Paulo - 2007-06-01 23:25:13
Missel oublié
Répondez-moi si je me trompe, mais il me semble que l'objet même du missel fut rejeté dans les paroisses. Ce qui était critiqué, c'était la fermeture individualiste de l'homme dont les yeux étaient rivés sur les lignes de son livre de messe.
Est-ce qu'en développant à outrance les diverses possibilités de prières, il n'y avait pas également le but non avoué de faire jeter les vieux missels? Il suffit d'aller dans les paroisses pour observer que peu de monde utilise un livre.

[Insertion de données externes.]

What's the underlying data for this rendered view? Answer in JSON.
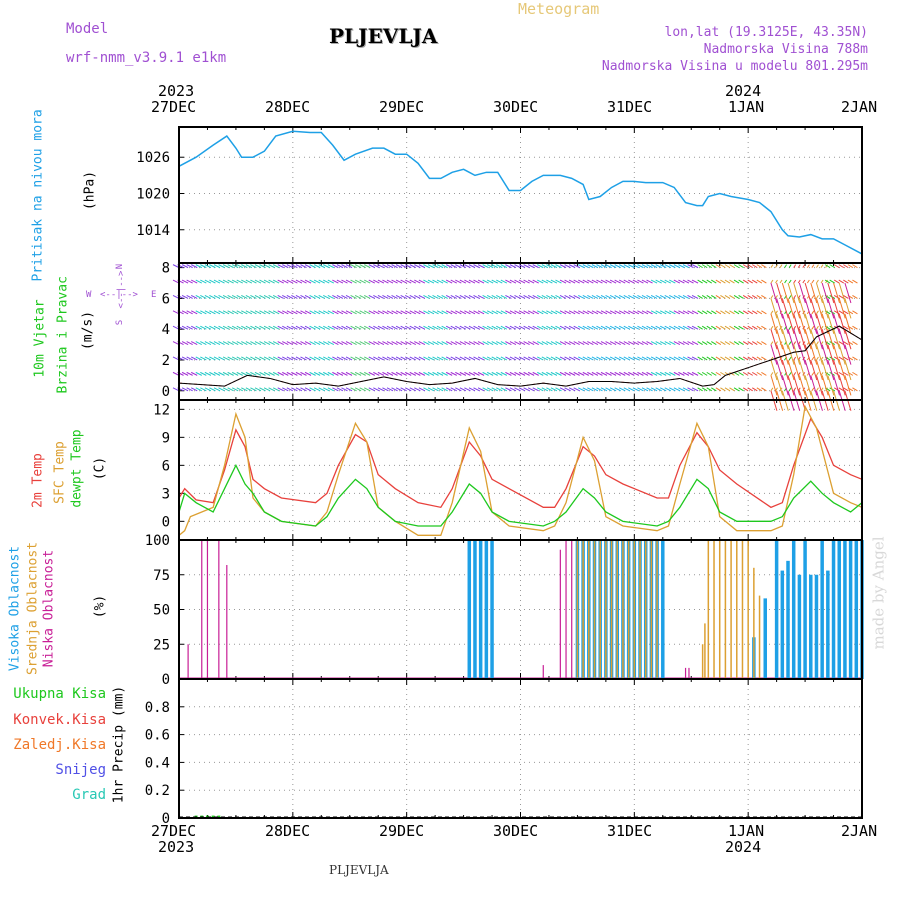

Est-ce que l'abandon de ce support écrit n'était pas souhaité pour obliger les gens à moins lire? Ce qui à terme les a incités à moins participer? Parce qu'un individu qui s'installe au premier rang, un dimanche matin, et qui ouvre un missel qui n'est pas l'une des dernières productions Bayard and Co... je ne suis pas certain qu'il emporte une quelconque adhésion de sympathie, a priori. Au contraire, il pourra sembler atypique, étrange, voire sérieux et trop catholique. Une personne qui arrive les mains dans les poches, qui discute avec les uns ou les autres comme si elle était sur le parvis, semblera déjà moins introvertie et plus "ouverte".
Mais en touchant au missel, livre personnel et familial (par le don des parents, les images pieuses conservées dedans...), l'Eglise a sans doute oeuvré à la passivité de ses fidèles d'aujourd'hui, ainsi qu'au retrait de nombre d'entre eux qui ne se déplacent plus.